RamseyConfig released!

SpeedGeek

Member
AmiBayer
Joined
Jan 21, 2011
Posts
934
Country
USA
Region
Wisconsin
RamseyConfig 1.1 ©SpeedGeek 2015

INTRODUCTION:
RamseyConfig allows you to view and change the config options of
the custom chip "Ramsey". This chip controls the Fast RAM in
A3000 & A4000 Amiga's. The other programs "SetRamsey" and
"Ramsey" have been around for sometime now, but with no bug
fixes, missing features or just supporting one version of Ramsey
these programs have serious limitations.

FEATURES:
- Small, fast and pretty reliable¹
- Shows Ramsey version² and config settings
- Config settings can be changed
- Dynamically manages Page mode setting for both versions

REQUIREMENTS:
- Amiga 3000 or 4000
- OS2.0+ (maybe it works under OS1.3, but please no bug reports)

NOTES:
¹Reliable IMHO means the program should not crash or mess up
the Ramsey config register because of bugs which can be
prevented (e.g. Page mode is invalid on version $D). But it's
certainly OK for the user to enter a valid config option which
may not be supported on a certain system (see WARNINGS) thereby,
possibly causing any or all of the above to happen.
RamseyConfig's argument list has the safest options at the
beginning of the list and the more risky options at the end of
the list so nobody should use them by accident!

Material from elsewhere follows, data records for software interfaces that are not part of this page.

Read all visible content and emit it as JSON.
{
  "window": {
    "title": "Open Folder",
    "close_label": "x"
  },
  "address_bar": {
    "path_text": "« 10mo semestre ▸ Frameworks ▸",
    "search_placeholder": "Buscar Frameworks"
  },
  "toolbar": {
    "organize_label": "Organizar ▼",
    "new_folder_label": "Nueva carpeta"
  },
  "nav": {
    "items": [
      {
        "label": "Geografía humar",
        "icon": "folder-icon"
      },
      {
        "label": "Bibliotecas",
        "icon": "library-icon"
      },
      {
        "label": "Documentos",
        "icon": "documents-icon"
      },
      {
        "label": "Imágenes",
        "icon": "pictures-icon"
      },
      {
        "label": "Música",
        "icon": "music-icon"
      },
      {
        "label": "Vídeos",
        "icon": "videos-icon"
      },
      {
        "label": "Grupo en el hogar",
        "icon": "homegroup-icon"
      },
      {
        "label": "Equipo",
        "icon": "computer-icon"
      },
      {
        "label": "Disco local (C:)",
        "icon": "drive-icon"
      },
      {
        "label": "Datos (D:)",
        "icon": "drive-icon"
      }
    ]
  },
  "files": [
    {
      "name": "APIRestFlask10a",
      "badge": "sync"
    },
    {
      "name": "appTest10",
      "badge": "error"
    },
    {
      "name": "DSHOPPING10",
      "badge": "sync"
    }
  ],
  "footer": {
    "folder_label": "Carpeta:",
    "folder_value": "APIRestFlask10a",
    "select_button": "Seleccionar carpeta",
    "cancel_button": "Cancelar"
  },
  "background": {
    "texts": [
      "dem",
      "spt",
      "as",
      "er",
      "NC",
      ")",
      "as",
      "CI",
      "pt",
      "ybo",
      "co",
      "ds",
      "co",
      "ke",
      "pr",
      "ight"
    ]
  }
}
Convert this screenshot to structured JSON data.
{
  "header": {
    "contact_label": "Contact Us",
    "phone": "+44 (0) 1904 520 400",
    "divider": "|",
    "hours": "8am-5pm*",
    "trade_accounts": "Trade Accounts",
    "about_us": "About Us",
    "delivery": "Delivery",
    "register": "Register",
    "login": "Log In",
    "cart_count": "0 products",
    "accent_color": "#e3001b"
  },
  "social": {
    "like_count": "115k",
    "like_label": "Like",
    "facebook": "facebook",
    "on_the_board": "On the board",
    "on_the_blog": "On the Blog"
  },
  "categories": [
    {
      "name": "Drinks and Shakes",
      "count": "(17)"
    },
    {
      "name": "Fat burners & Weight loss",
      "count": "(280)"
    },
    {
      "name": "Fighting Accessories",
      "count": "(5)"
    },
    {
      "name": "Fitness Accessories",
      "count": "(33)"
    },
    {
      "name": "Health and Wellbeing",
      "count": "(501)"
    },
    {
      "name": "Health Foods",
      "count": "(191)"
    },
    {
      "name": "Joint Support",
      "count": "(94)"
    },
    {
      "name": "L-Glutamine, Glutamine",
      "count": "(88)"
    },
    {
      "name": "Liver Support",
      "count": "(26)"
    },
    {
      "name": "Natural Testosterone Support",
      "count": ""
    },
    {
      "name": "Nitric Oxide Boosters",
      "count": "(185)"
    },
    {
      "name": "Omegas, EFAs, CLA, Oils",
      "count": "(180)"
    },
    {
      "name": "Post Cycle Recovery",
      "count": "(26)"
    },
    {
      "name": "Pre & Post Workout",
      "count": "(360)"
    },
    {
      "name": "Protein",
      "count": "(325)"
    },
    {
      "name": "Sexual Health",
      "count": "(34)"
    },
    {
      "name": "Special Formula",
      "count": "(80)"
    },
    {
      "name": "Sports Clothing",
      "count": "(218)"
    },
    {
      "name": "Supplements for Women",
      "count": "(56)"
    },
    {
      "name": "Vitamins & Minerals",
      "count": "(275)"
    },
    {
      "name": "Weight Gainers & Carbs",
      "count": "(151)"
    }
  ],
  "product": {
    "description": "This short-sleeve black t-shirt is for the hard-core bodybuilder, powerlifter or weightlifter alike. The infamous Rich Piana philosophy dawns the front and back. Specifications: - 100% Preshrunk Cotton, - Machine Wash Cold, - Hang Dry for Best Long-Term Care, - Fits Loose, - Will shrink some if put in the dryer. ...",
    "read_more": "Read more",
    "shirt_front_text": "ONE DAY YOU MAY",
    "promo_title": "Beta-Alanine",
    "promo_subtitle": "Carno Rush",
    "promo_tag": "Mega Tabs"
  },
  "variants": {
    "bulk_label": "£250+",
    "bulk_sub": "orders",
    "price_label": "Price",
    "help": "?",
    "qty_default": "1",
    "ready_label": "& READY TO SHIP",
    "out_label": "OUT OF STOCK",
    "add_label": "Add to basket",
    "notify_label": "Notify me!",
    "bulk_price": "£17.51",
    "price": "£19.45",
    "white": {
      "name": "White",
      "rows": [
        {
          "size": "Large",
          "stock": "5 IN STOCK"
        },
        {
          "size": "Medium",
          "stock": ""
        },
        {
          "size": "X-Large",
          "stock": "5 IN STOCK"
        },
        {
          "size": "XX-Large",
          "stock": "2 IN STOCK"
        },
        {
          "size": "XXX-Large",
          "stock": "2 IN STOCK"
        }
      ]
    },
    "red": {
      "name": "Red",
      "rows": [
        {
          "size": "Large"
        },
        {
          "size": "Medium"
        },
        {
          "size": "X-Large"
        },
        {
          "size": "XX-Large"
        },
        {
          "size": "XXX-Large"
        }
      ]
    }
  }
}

²RamseyConfig simply reports the version register verbatim so if
this doesn't match the expected, official or chip printed
version number please don't send me version related bug reports!

Here is the link:

http://eab.abime.net/showthread.php?t=78703
 
Last edited:
I haven't messed with the Ramsey at all but this looks like a nice program for those who do. :)

Heather
 
** NEWS UPDATE **

v1.1 Released!

Some useful improvements
- Added code to parse multiple arguments
- Simplified argument message code

UPDATE INFO:
The new multiple argument parsing code (since v1.1) has the
following limitations:
- Delimiters must be either spaces or commas
- The maximum number of arguments accepted is 4
- The first invalid argument terminates the argument search
 
** 2ND NEWS UPDATE **

v1.2 Released!
RamseyConfig now works more like a "Standard" Shell tool!
- Replaced custom argument parsing code with ReadArgs()
- Replaced paired SuperState()/UserState() calls with single
Supervisor() calls

UPDATE INFO:
The new ReadArgs() parsing code (since v1.2) now accepts up to 4 arguments but you must use the full argument name. Also, delimiters must be spaces.
 
Feedback:

OS: Fresh 3.1 (okay, updated 2.1 to 3.1) on KS 40.68 ROMs, A3000/25, 2MB/16MB DRAM, SCSI2SD v6 (latest firmware).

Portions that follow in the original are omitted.